O segundo ponto que converge para uma possível disputa do segundo lugar nas eleições entre Marina e Aécio está relacionado ao fato de o vice de Marina, Beto Albuquerque, ser “ligado ao agronegócio”, assinala.
Mazzeo enfatiza que não há elementos centrais que distinguem as três candidaturas deste ano, e as “nuances são as políticas sociais”. Ele esclarece: “Marina é um pouco nebulosa nisso, mas acena para a autonomia do Banco Central. Aécio tem de repetir toda hora que não vai acabar com o Programa Bolsa Família, porque é da tradição do PSDB ter uma política menos social e mais tecnocrática e, obviamente, o PT tem suas políticas sociais. No entanto, no núcleo da economia brasileira, nenhum dos três programas apresentados altera o rumo da economia brasileira; não tem nenhuma novidade no plano da organização da economia”.
Na avaliação de Mazzeo, a eleição presidencial deste ano será decidida pelos trabalhadores, para os quais “o voto ainda é pelo projeto político desenhado pelo PT, principalmente pelos programas sociais, porém não só por eles, mas pela ampliação, principalmente no Nordeste, da população trabalhadora nas universidades federais”.

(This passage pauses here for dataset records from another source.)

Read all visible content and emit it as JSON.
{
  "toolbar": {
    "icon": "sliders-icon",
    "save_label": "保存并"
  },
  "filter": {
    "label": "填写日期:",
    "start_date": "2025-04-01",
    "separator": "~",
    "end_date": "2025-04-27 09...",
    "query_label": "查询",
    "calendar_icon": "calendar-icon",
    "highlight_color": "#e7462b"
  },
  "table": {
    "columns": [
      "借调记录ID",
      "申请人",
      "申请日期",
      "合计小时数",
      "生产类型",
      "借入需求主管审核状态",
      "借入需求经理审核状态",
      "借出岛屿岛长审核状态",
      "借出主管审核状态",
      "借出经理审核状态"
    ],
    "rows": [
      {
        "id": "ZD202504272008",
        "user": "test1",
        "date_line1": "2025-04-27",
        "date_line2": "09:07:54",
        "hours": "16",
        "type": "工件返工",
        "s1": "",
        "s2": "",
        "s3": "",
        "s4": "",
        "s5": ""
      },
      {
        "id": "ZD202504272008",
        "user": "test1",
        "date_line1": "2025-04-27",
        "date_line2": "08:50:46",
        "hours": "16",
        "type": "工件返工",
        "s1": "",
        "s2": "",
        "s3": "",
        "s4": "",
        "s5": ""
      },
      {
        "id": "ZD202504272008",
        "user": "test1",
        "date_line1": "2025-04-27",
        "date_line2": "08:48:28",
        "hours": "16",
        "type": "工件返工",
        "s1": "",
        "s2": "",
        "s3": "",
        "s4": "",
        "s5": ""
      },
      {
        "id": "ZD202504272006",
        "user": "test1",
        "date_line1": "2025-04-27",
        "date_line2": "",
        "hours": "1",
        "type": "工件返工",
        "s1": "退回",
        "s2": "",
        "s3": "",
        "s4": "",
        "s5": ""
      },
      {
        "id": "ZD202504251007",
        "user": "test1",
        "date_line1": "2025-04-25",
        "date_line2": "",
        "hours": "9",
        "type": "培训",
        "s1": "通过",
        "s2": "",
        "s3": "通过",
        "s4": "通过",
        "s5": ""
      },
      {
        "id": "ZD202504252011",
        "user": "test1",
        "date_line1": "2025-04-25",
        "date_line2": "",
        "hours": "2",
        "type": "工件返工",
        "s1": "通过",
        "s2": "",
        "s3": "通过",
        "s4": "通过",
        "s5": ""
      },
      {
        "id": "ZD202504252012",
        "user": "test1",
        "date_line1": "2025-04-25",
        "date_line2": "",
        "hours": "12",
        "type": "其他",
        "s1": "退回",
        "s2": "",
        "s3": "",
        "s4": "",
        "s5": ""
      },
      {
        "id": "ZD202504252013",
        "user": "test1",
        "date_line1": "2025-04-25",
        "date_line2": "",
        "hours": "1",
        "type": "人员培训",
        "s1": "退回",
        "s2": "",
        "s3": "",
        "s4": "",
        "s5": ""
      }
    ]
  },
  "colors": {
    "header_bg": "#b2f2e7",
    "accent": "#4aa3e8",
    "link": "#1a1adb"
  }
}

Antônio Carlos Mazzeo é graduado em Ciências Políticas e Sociais pela Fundação Escola de Sociologia e Política de São Paulo - USP, mestre em Sociologia e doutor em História Econômica pela mesma universidade. Cursou pós-doutorado em Filosofia Política pela Università Degli Studi Roma-Tre . É professor livre-docente junto aos Programas de Pós-Graduação em Ciências Sociais da Faculdade de Filosofia e Ciências da Universidade Estadual Paulista - Unesp e em Serviço Social na Pontifícia Universidade Católica de São Paulo - PUC-SP. É autor, entre outros, de O vôo de Minerva: a construção da política, do igualitarismo e da democracia no ocidente antigo (São Paulo: Boitempo, 2009) e Sinfonia Inacabada (São Paulo: Boitempo, 1999).
Confira a entrevista.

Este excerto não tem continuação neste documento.